Time | Country | Event | Period | Previous value | Forecast | Actual |
---|
01:30 | Australia | Gross Domestic Product (QoQ) | Quarter I | 0.2% | 0.2% | 0.1% |
01:30 | Australia | Gross Domestic Product (YoY) | Quarter I | 1.5% | 1.2% | 1.1% |
01:45 | China | Markit/Caixin Services PMI | May | 52.5 | 52.6 | 54.0 |
During today's Asian trading, the US dollar rose moderately against major currencies, retreating from its lowest level since April 9, reached yesterday after the publication of the JOLTS job openings report.
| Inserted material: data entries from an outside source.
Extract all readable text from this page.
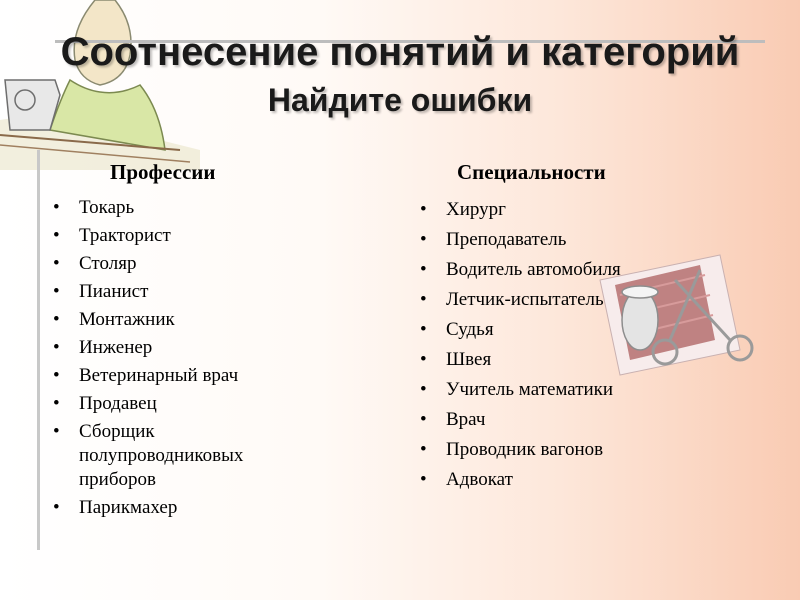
Соотнесение понятий и категорий
Найдите ошибки
Профессии	Специальности
• Токарь
• Тракторист
• Столяр
• Пианист
• Монтажник
• Инженер
• Ветеринарный врач
• Продавец
• Сборщик полупроводниковых приборов
• Парикмахер
• Хирург
• Преподаватель
• Водитель автомобиля
• Летчик-испытатель
• Судья
• Швея
• Учитель математики
• Врач
• Проводник вагонов
• Адвокат
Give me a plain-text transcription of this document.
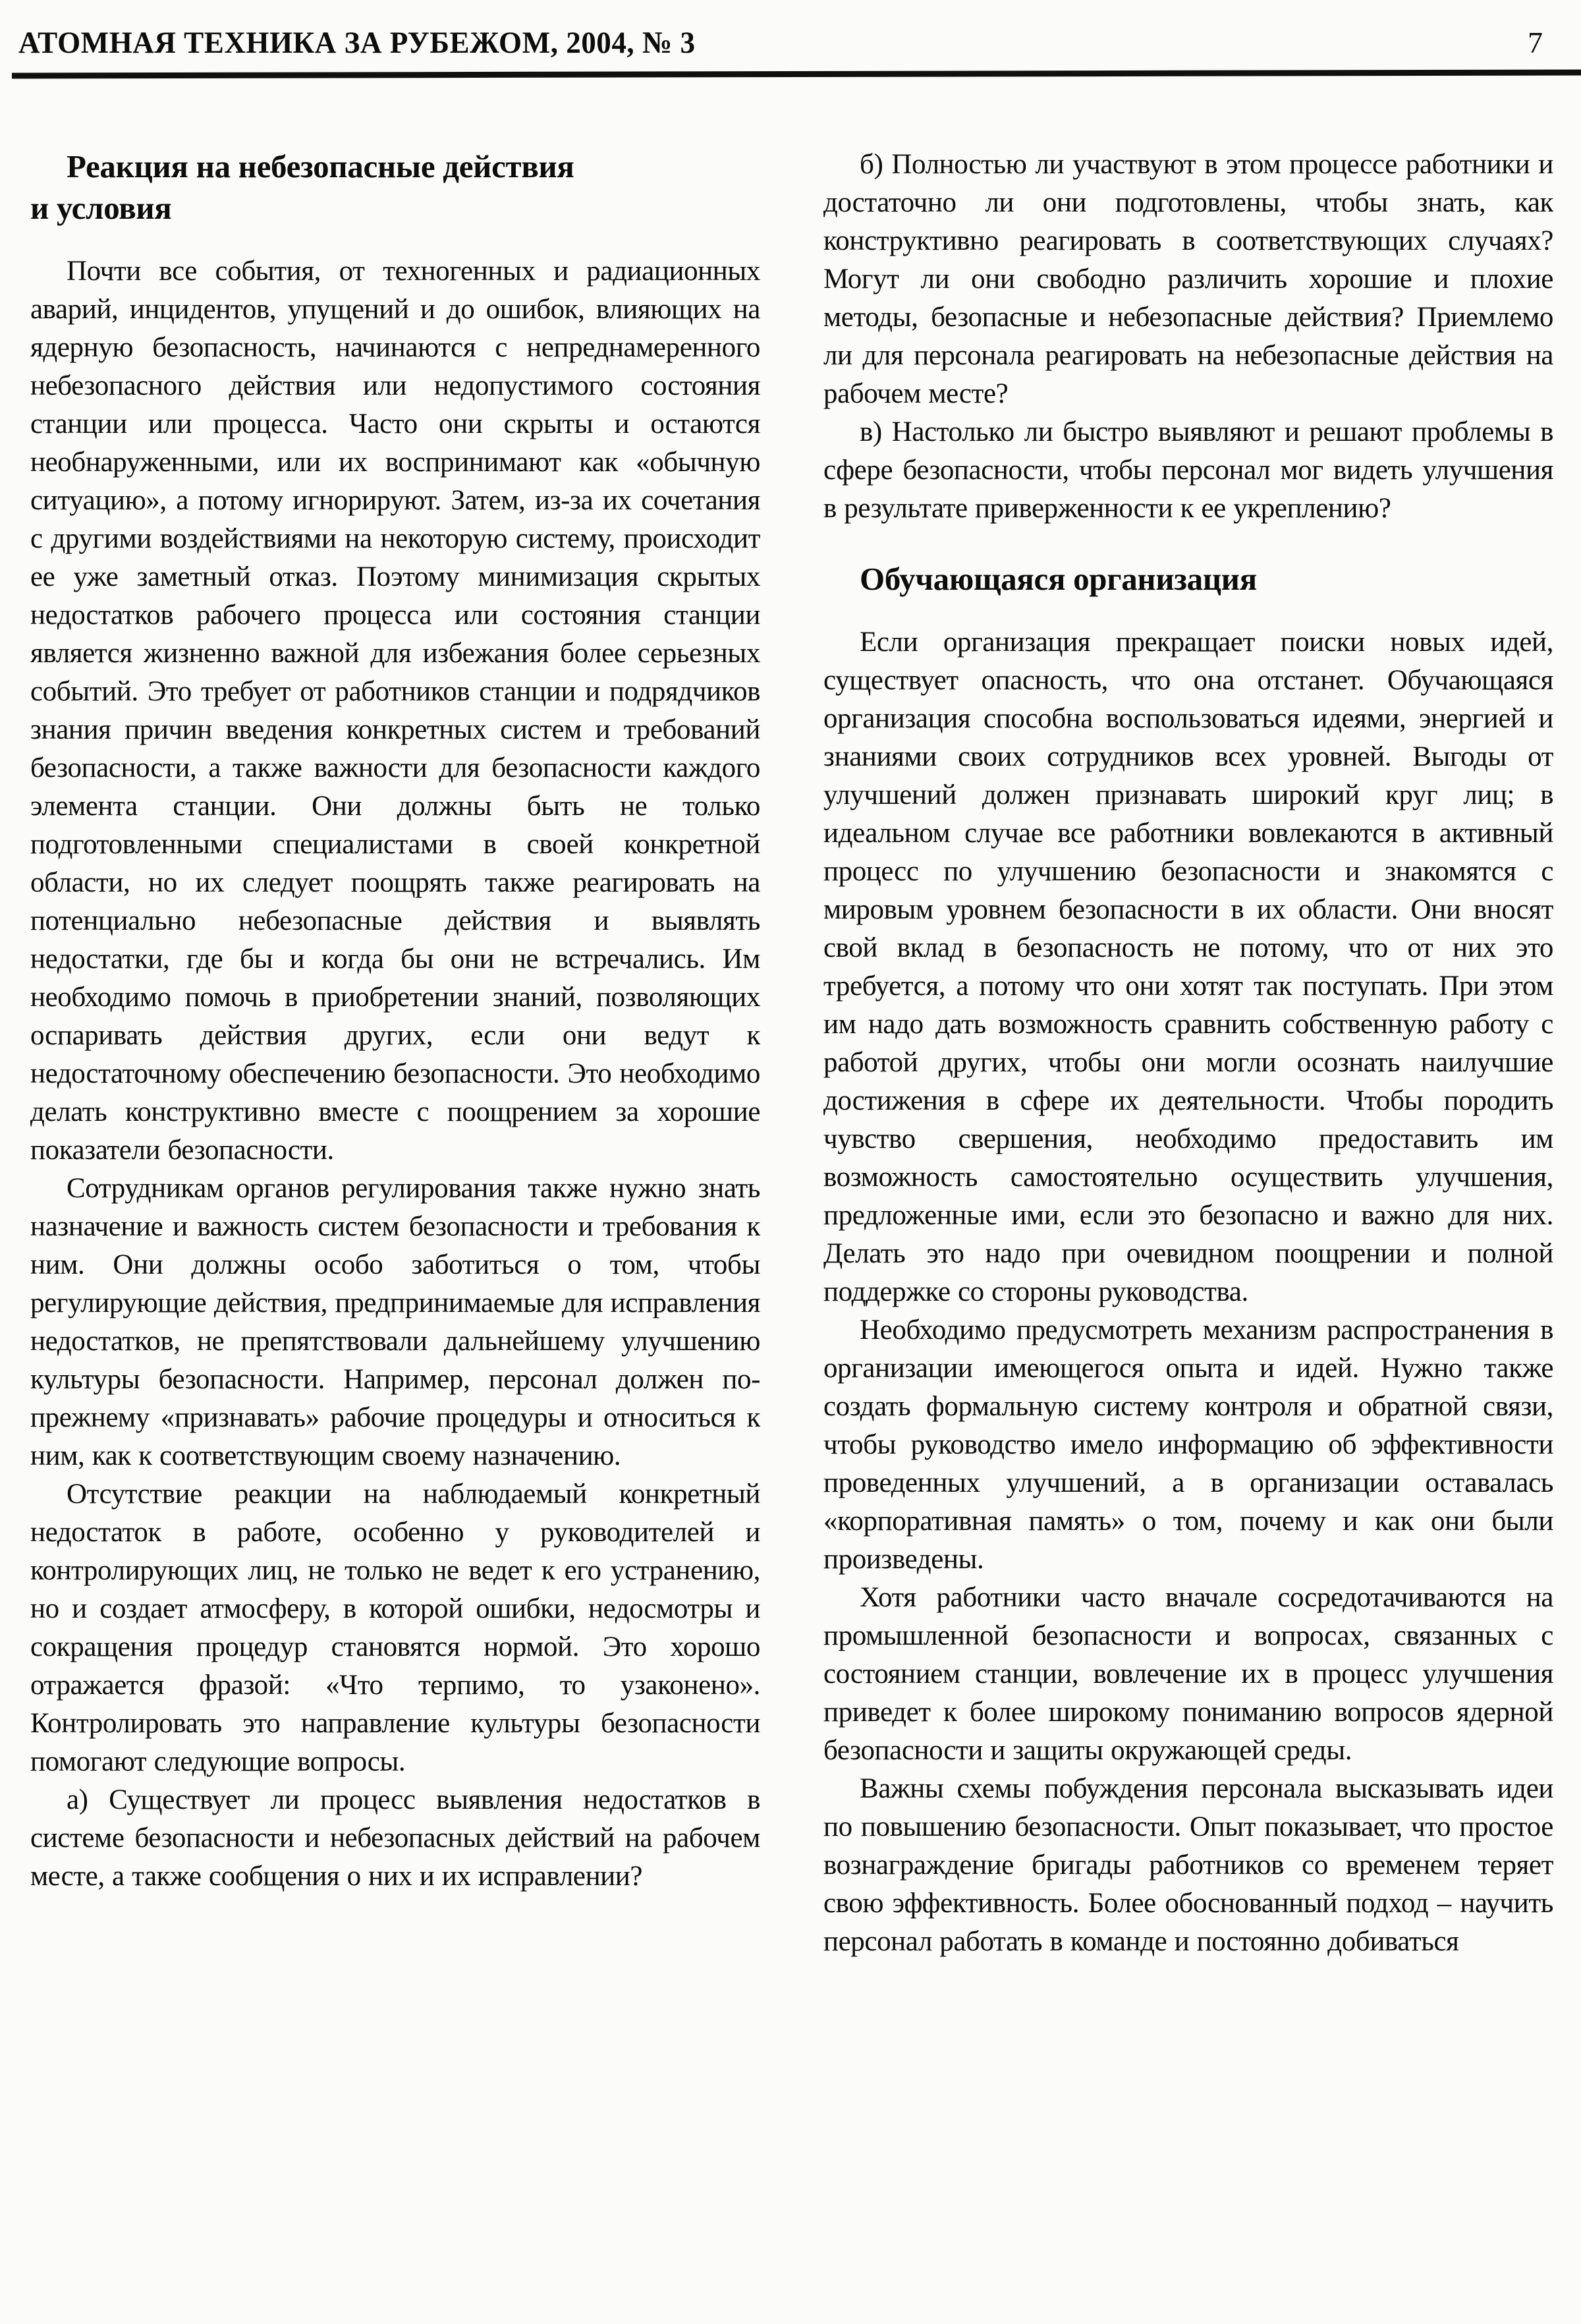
АТОМНАЯ ТЕХНИКА ЗА РУБЕЖОМ, 2004, № 3	7
Реакция на небезопасные действия и условия

Почти все события, от техногенных и радиационных аварий, инцидентов, упущений и до ошибок, влияющих на ядерную безопасность, начинаются с непреднамеренного небезопасного действия или недопустимого состояния станции или процесса. Часто они скрыты и остаются необнаруженными, или их воспринимают как «обычную ситуацию», а потому игнорируют. Затем, из-за их сочетания с другими воздействиями на некоторую систему, происходит ее уже заметный отказ. Поэтому минимизация скрытых недостатков рабочего процесса или состояния станции является жизненно важной для избежания более серьезных событий. Это требует от работников станции и подрядчиков знания причин введения конкретных систем и требований безопасности, а также важности для безопасности каждого элемента станции. Они должны быть не только подготовленными специалистами в своей конкретной области, но их следует поощрять также реагировать на потенциально небезопасные действия и выявлять недостатки, где бы и когда бы они не встречались. Им необходимо помочь в приобретении знаний, позволяющих оспаривать действия других, если они ведут к недостаточному обеспечению безопасности. Это необходимо делать конструктивно вместе с поощрением за хорошие показатели безопасности.

Сотрудникам органов регулирования также нужно знать назначение и важность систем безопасности и требования к ним. Они должны особо заботиться о том, чтобы регулирующие действия, предпринимаемые для исправления недостатков, не препятствовали дальнейшему улучшению культуры безопасности. Например, персонал должен по-прежнему «признавать» рабочие процедуры и относиться к ним, как к соответствующим своему назначению.

Отсутствие реакции на наблюдаемый конкретный недостаток в работе, особенно у руководителей и контролирующих лиц, не только не ведет к его устранению, но и создает атмосферу, в которой ошибки, недосмотры и сокращения процедур становятся нормой. Это хорошо отражается фразой: «Что терпимо, то узаконено». Контролировать это направление культуры безопасности помогают следующие вопросы.

а) Существует ли процесс выявления недостатков в системе безопасности и небезопасных действий на рабочем месте, а также сообщения о них и их исправлении?

б) Полностью ли участвуют в этом процессе работники и достаточно ли они подготовлены, чтобы знать, как конструктивно реагировать в соответствующих случаях? Могут ли они свободно различить хорошие и плохие методы, безопасные и небезопасные действия? Приемлемо ли для персонала реагировать на небезопасные действия на рабочем месте?

в) Настолько ли быстро выявляют и решают проблемы в сфере безопасности, чтобы персонал мог видеть улучшения в результате приверженности к ее укреплению?

Обучающаяся организация

Если организация прекращает поиски новых идей, существует опасность, что она отстанет. Обучающаяся организация способна воспользоваться идеями, энергией и знаниями своих сотрудников всех уровней. Выгоды от улучшений должен признавать широкий круг лиц; в идеальном случае все работники вовлекаются в активный процесс по улучшению безопасности и знакомятся с мировым уровнем безопасности в их области. Они вносят свой вклад в безопасность не потому, что от них это требуется, а потому что они хотят так поступать. При этом им надо дать возможность сравнить собственную работу с работой других, чтобы они могли осознать наилучшие достижения в сфере их деятельности. Чтобы породить чувство свершения, необходимо предоставить им возможность самостоятельно осуществить улучшения, предложенные ими, если это безопасно и важно для них. Делать это надо при очевидном поощрении и полной поддержке со стороны руководства.

Необходимо предусмотреть механизм распространения в организации имеющегося опыта и идей. Нужно также создать формальную систему контроля и обратной связи, чтобы руководство имело информацию об эффективности проведенных улучшений, а в организации оставалась «корпоративная память» о том, почему и как они были произведены.

Хотя работники часто вначале сосредотачиваются на промышленной безопасности и вопросах, связанных с состоянием станции, вовлечение их в процесс улучшения приведет к более широкому пониманию вопросов ядерной безопасности и защиты окружающей среды.

Важны схемы побуждения персонала высказывать идеи по повышению безопасности. Опыт показывает, что простое вознаграждение бригады работников со временем теряет свою эффективность. Более обоснованный подход – научить персонал работать в команде и постоянно добиваться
The US Dollar Currency Index (DXY), which tracks the dynamics of the dollar against six currencies (euro, swiss franc, yen, canadian dollar, pound sterling and swedish krona) rose by 0.15% to 104.27. Investors are adjusting their positions ahead of today's publication of employment data from ADP, as well as Services PMI’s. Economists expect that in May the number of employed rose by 180 thousand after an increase of 192 thousand in April. In addition, the S&P Global Services PMI is forecast to rise to 54.8 in May from 51.3 in April, and the ISM Non-Manufacturing index increased to 50.5 from 49.4. These data will allow for a better assessment of the current state of the economy and provide clues about the Fed's next actions. The Fed is now in the so-called blackout period ahead of its June meeting, during which officials are limited in what they can discuss publicly. According to the CME FedWatch Tool, markets see a 16.5% probability of a 25 basis point rate cut at the Fed meeting in July, a 64.9% probability of a rate cut in September, and a 76.4% probability of monetary policy easing in November.
The Australian dollar rose 0.2% against the US dollar, as the Australian data almost coincided with economists' forecasts. The Australian Bureau of Statistics said that in the 1st quarter, GDP grew by 0.1%, just under market forecasts of 0.2%. Annual growth dropped to 1.1%, from 1.5% the previous quarter and the slowest pace in three decades outside of the pandemic. Economists had expected GDP growth of 1.2%. Growth in household spending, which accounts for half of GDP, was only a fraction firmer at 1.3%. Most of that was on essential items such as electricity and healthcare, with discretionary spending almost flat for the year. Financial markets have already priced out any risk of a further hike in the RBA cash rate, but neither do they see much chance of a cut anytime soon. Futures imply around a 50-50 probability of a move in December and are not fully priced for a cut to 4.10% until May next year.